The tune wrung from old keys reached into the quiet corners of the mansion, seeping under doors and ruffling curtains made of tulle and lace. It was neither cheerful nor somber but lively in the fashion of player pianos used to lull gamblers and thieves into smoke-filled saloons.
Hubby stares grimly at the tube as his team fumbles the ball. “Damn.” Monday night football holds no magic for him, neither had the New Yorker managed to pull me in. After martinis we’d managed a half bottle of wine each. Next would be chamomile tea, a quick check of email and off to bed. Our ritual every night at home, however, the morning would bring a change in routine. Mt. Shasta at sunrise. I planned to bundle up at dawn and sit on the veranda with my camera.
It was our sole reason for stopping at a B&B far from the highway and miles outside the tiny town of Shasta – the chance to see the fabled sunrise over Shasta. To witness the power of the crystal mountain, my obsession since a brief glimpse from the Amtrak many years before. I was sure it wouldn’t disappoint.
“Since the game stinks, let’s go down and find out what’s going on,” I suggest. Surprisingly hubby agrees. I suspect he wants to check on the bird.
From the top of the wide staircase we can see the back of a man playing piano seemingly at the altar of the throbbing mountain. He is hunched over the keys, explaining the tune to a man listening intently on his left. The listener glances at us as we descend the stairs. His look is not welcoming. Is there a private party going on? One for only certain guests at the B&B? The pianist turns and smiles in our direction. I’ve seen the man before but can’t think of where. I’m tempted to tell hubby I’ve changed my mind but we’ve been spotted and so we continue our descent.
At the bottom we are welcomed. “I see you’ve been lured into our web!”
The voice comes from a woman lounging on the velvet divan as if she owns it. “This is my find, “ she tells us indicating the piano player. “We ran into him on our evening walk around the lake and clicked immediately.”
“The piano playing is lovely. We just couldn’t stay up in our room.”
She, to whom I evidently owe the evening’s entertainment, continues. “He writes his own songs!”
“Ah, lovely.”
The pianist stops his improv and spins on the bench to face his audience. Besides the woman on the divan, there are four outdoorsmen standing near the billiards table, cue sticks in hand. High ranking ex-military would be my guess. One of them gives the woman lounging on the divan a smirk which she does not see but the pianist does. He chuckles, surveys the group without a word, then turns and begins to play another tune, this one more like a dirge. The colonel puts another log on the fire. The flames leap, tiny fire sprites pirouette in the black hole. The outdoorsmen resume their game.

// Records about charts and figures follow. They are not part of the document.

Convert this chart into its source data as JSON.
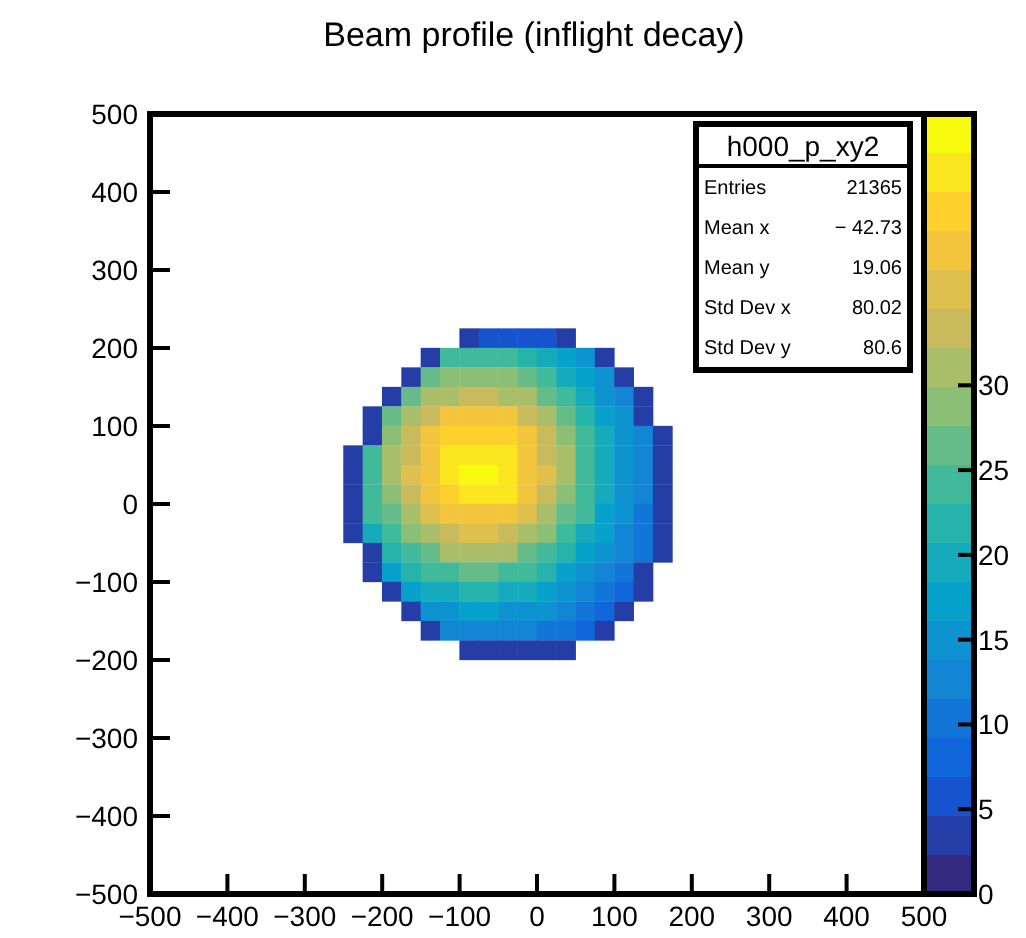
{
  "chart_data": {
    "type": "scatter",
    "title": "Beam profile (inflight decay)",
    "marker": "square",
    "xlim": [
      -500,
      500
    ],
    "ylim": [
      -500,
      500
    ],
    "xticks": [
      {
        "value": -500,
        "label": "−500"
      },
      {
        "value": -400,
        "label": "−400"
      },
      {
        "value": -300,
        "label": "−300"
      },
      {
        "value": -200,
        "label": "−200"
      },
      {
        "value": -100,
        "label": "−100"
      },
      0,
      100,
      200,
      300,
      400,
      500
    ],
    "yticks": [
      {
        "value": -500,
        "label": "−500"
      },
      {
        "value": -400,
        "label": "−400"
      },
      {
        "value": -300,
        "label": "−300"
      },
      {
        "value": -200,
        "label": "−200"
      },
      {
        "value": -100,
        "label": "−100"
      },
      0,
      100,
      200,
      300,
      400,
      500
    ],
    "clim": [
      0,
      46
    ],
    "cticks": [
      0,
      5,
      10,
      15,
      20,
      25,
      30
    ],
    "x": [
      -87.5,
      -62.5,
      -37.5,
      -12.5,
      12.5,
      37.5,
      -137.5,
      -112.5,
      -87.5,
      -62.5,
      -37.5,
      -12.5,
      12.5,
      37.5,
      62.5,
      87.5,
      -162.5,
      -137.5,
      -112.5,
      -87.5,
      -62.5,
      -37.5,
      -12.5,
      12.5,
      37.5,
      62.5,
      87.5,
      112.5,
      -187.5,
      -162.5,
      -137.5,
      -112.5,
      -87.5,
      -62.5,
      -37.5,
      -12.5,
      12.5,
      37.5,
      62.5,
      87.5,
      112.5,
      137.5,
      -212.5,
      -187.5,
      -162.5,
      -137.5,
      -112.5,
      -87.5,
      -62.5,
      -37.5,
      -12.5,
      12.5,
      37.5,
      62.5,
      87.5,
      112.5,
      137.5,
      -212.5,
      -187.5,
      -162.5,
      -137.5,
      -112.5,
      -87.5,
      -62.5,
      -37.5,
      -12.5,
      12.5,
      37.5,
      62.5,
      87.5,
      112.5,
      137.5,
      162.5,
      -237.5,
      -212.5,
      -187.5,
      -162.5,
      -137.5,
      -112.5,
      -87.5,
      -62.5,
      -37.5,
      -12.5,
      12.5,
      37.5,
      62.5,
      87.5,
      112.5,
      137.5,
      162.5,
      -237.5,
      -212.5,
      -187.5,
      -162.5,
      -137.5,
      -112.5,
      -87.5,
      -62.5,
      -37.5,
      -12.5,
      12.5,
      37.5,
      62.5,
      87.5,
      112.5,
      137.5,
      162.5,
      -237.5,
      -212.5,
      -187.5,
      -162.5,
      -137.5,
      -112.5,
      -87.5,
      -62.5,
      -37.5,
      -12.5,
      12.5,
      37.5,
      62.5,
      87.5,
      112.5,
      137.5,
      162.5,
      -237.5,
      -212.5,
      -187.5,
      -162.5,
      -137.5,
      -112.5,
      -87.5,
      -62.5,
      -37.5,
      -12.5,
      12.5,
      37.5,
      62.5,
      87.5,
      112.5,
      137.5,
      162.5,
      -237.5,
      -212.5,
      -187.5,
      -162.5,
      -137.5,
      -112.5,
      -87.5,
      -62.5,
      -37.5,
      -12.5,
      12.5,
      37.5,
      62.5,
      87.5,
      112.5,
      137.5,
      162.5,
      -212.5,
      -187.5,
      -162.5,
      -137.5,
      -112.5,
      -87.5,
      -62.5,
      -37.5,
      -12.5,
      12.5,
      37.5,
      62.5,
      87.5,
      112.5,
      137.5,
      162.5,
      -212.5,
      -187.5,
      -162.5,
      -137.5,
      -112.5,
      -87.5,
      -62.5,
      -37.5,
      -12.5,
      12.5,
      37.5,
      62.5,
      87.5,
      112.5,
      137.5,
      -187.5,
      -162.5,
      -137.5,
      -112.5,
      -87.5,
      -62.5,
      -37.5,
      -12.5,
      12.5,
      37.5,
      62.5,
      87.5,
      112.5,
      137.5,
      -162.5,
      -137.5,
      -112.5,
      -87.5,
      -62.5,
      -37.5,
      -12.5,
      12.5,
      37.5,
      62.5,
      87.5,
      112.5,
      -137.5,
      -112.5,
      -87.5,
      -62.5,
      -37.5,
      -12.5,
      12.5,
      37.5,
      62.5,
      87.5,
      -87.5,
      -62.5,
      -37.5,
      -12.5,
      12.5,
      37.5
    ],
    "values": [
      212.5,
      212.5,
      212.5,
      212.5,
      212.5,
      212.5,
      187.5,
      187.5,
      187.5,
      187.5,
      187.5,
      187.5,
      187.5,
      187.5,
      187.5,
      187.5,
      162.5,
      162.5,
      162.5,
      162.5,
      162.5,
      162.5,
      162.5,
      162.5,
      162.5,
      162.5,
      162.5,
      162.5,
      137.5,
      137.5,
      137.5,
      137.5,
      137.5,
      137.5,
      137.5,
      137.5,
      137.5,
      137.5,
      137.5,
      137.5,
      137.5,
      137.5,
      112.5,
      112.5,
      112.5,
      112.5,
      112.5,
      112.5,
      112.5,
      112.5,
      112.5,
      112.5,
      112.5,
      112.5,
      112.5,
      112.5,
      112.5,
      87.5,
      87.5,
      87.5,
      87.5,
      87.5,
      87.5,
      87.5,
      87.5,
      87.5,
      87.5,
      87.5,
      87.5,
      87.5,
      87.5,
      87.5,
      87.5,
      62.5,
      62.5,
      62.5,
      62.5,
      62.5,
      62.5,
      62.5,
      62.5,
      62.5,
      62.5,
      62.5,
      62.5,
      62.5,
      62.5,
      62.5,
      62.5,
      62.5,
      37.5,
      37.5,
      37.5,
      37.5,
      37.5,
      37.5,
      37.5,
      37.5,
      37.5,
      37.5,
      37.5,
      37.5,
      37.5,
      37.5,
      37.5,
      37.5,
      37.5,
      12.5,
      12.5,
      12.5,
      12.5,
      12.5,
      12.5,
      12.5,
      12.5,
      12.5,
      12.5,
      12.5,
      12.5,
      12.5,
      12.5,
      12.5,
      12.5,
      12.5,
      -12.5,
      -12.5,
      -12.5,
      -12.5,
      -12.5,
      -12.5,
      -12.5,
      -12.5,
      -12.5,
      -12.5,
      -12.5,
      -12.5,
      -12.5,
      -12.5,
      -12.5,
      -12.5,
      -12.5,
      -37.5,
      -37.5,
      -37.5,
      -37.5,
      -37.5,
      -37.5,
      -37.5,
      -37.5,
      -37.5,
      -37.5,
      -37.5,
      -37.5,
      -37.5,
      -37.5,
      -37.5,
      -37.5,
      -37.5,
      -62.5,
      -62.5,
      -62.5,
      -62.5,
      -62.5,
      -62.5,
      -62.5,
      -62.5,
      -62.5,
      -62.5,
      -62.5,
      -62.5,
      -62.5,
      -62.5,
      -62.5,
      -62.5,
      -87.5,
      -87.5,
      -87.5,
      -87.5,
      -87.5,
      -87.5,
      -87.5,
      -87.5,
      -87.5,
      -87.5,
      -87.5,
      -87.5,
      -87.5,
      -87.5,
      -87.5,
      -112.5,
      -112.5,
      -112.5,
      -112.5,
      -112.5,
      -112.5,
      -112.5,
      -112.5,
      -112.5,
      -112.5,
      -112.5,
      -112.5,
      -112.5,
      -112.5,
      -137.5,
      -137.5,
      -137.5,
      -137.5,
      -137.5,
      -137.5,
      -137.5,
      -137.5,
      -137.5,
      -137.5,
      -137.5,
      -137.5,
      -162.5,
      -162.5,
      -162.5,
      -162.5,
      -162.5,
      -162.5,
      -162.5,
      -162.5,
      -162.5,
      -162.5,
      -187.5,
      -187.5,
      -187.5,
      -187.5,
      -187.5,
      -187.5
    ],
    "cvalues": [
      4,
      5,
      5,
      5,
      5,
      4,
      4,
      23,
      24,
      24,
      23,
      21,
      19,
      17,
      14,
      4,
      4,
      26,
      28,
      29,
      29,
      28,
      26,
      23,
      20,
      17,
      14,
      4,
      4,
      27,
      30,
      32,
      34,
      34,
      32,
      30,
      27,
      23,
      19,
      16,
      13,
      4,
      4,
      26,
      30,
      34,
      37,
      38,
      38,
      37,
      34,
      30,
      26,
      22,
      18,
      14,
      4,
      4,
      28,
      33,
      37,
      40,
      41,
      41,
      40,
      37,
      33,
      28,
      23,
      19,
      15,
      12,
      4,
      4,
      25,
      30,
      34,
      39,
      42,
      43,
      43,
      42,
      39,
      34,
      30,
      25,
      20,
      16,
      12,
      4,
      4,
      25,
      30,
      35,
      39,
      42,
      46,
      44,
      42,
      39,
      35,
      30,
      25,
      20,
      16,
      12,
      4,
      4,
      24,
      29,
      34,
      38,
      41,
      42,
      42,
      43,
      38,
      34,
      29,
      24,
      19,
      15,
      12,
      4,
      4,
      23,
      27,
      31,
      35,
      38,
      39,
      39,
      38,
      35,
      31,
      27,
      23,
      18,
      15,
      11,
      4,
      4,
      20,
      24,
      28,
      32,
      34,
      35,
      35,
      34,
      32,
      28,
      24,
      20,
      17,
      13,
      11,
      4,
      4,
      21,
      25,
      27,
      30,
      31,
      31,
      30,
      27,
      25,
      21,
      18,
      15,
      12,
      10,
      4,
      4,
      18,
      21,
      23,
      25,
      26,
      26,
      25,
      23,
      21,
      18,
      15,
      13,
      10,
      4,
      4,
      17,
      19,
      20,
      21,
      21,
      20,
      19,
      17,
      15,
      13,
      11,
      9,
      4,
      4,
      15,
      16,
      17,
      17,
      16,
      15,
      14,
      12,
      11,
      9,
      4,
      4,
      13,
      13,
      13,
      13,
      12,
      11,
      10,
      9,
      4,
      3,
      4,
      4,
      4,
      4,
      3
    ],
    "annotations": [
      "h000_p_xy2",
      "Entries\t21365",
      "Mean x\t− 42.73",
      "Mean y\t19.06",
      "Std Dev x\t80.02",
      "Std Dev y\t80.6"
    ]
  }
}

In a high back chair in the corner is a lone woman. She’s younger than the rest of the guests and reads a book while sipping blackberry wine. She is pretty in a dignified, I want to be left alone sort of way, more of a Sandra Bullock than a Angelina Jolie. I can’t help but wonder if she is traveling alone or if there is a husband upstairs watching the football game.
The man who’d been sitting next to the pianist moves to the velvet divan to ferret out a corner, a space to plant his shrunken derriere next to the women, evidently his wife. She makes some remark about how he used to be a surgeon. “I’m a retired surgeon,” he counters, “not a used to be.”
“Humph,” she snorts. “He’s played all around the world – in Hollywood and New York.”
Obviously she is referring to the pianist and not her husband. As the tune gains in melancholy the surgeon’s wife holds court. They live in an affluent bay area suburb but they’re not “those kind of people.” I want to ask what kind of people are those kind of people but hold my tongue. There’s no way of saying such a thing without sounding snide.
When the crescendo sinks into minor keys, the young woman in the high back chair rises to leave the room. The pianist stops. The woman freezes. Suddenly he is in front her.
“I like to ask audiences to meditate on a color – any color. The emotions that color evokes, the images – that kind of stuff. And then I’d improvise a tune, feeding off those emotions and images. What color do you think I just played?”
The young woman shrugs her shoulders. It dawns on me she might not speak English.
“Blue,” he says. “The color you were thinking.”
Again she shrugs her shoulders. He leans into her face, his colorless eyes locked on hers. His face is long and pale, his hair thin and grey. He wears a dark blue morning coat from a different century. I have seen him in nightmares.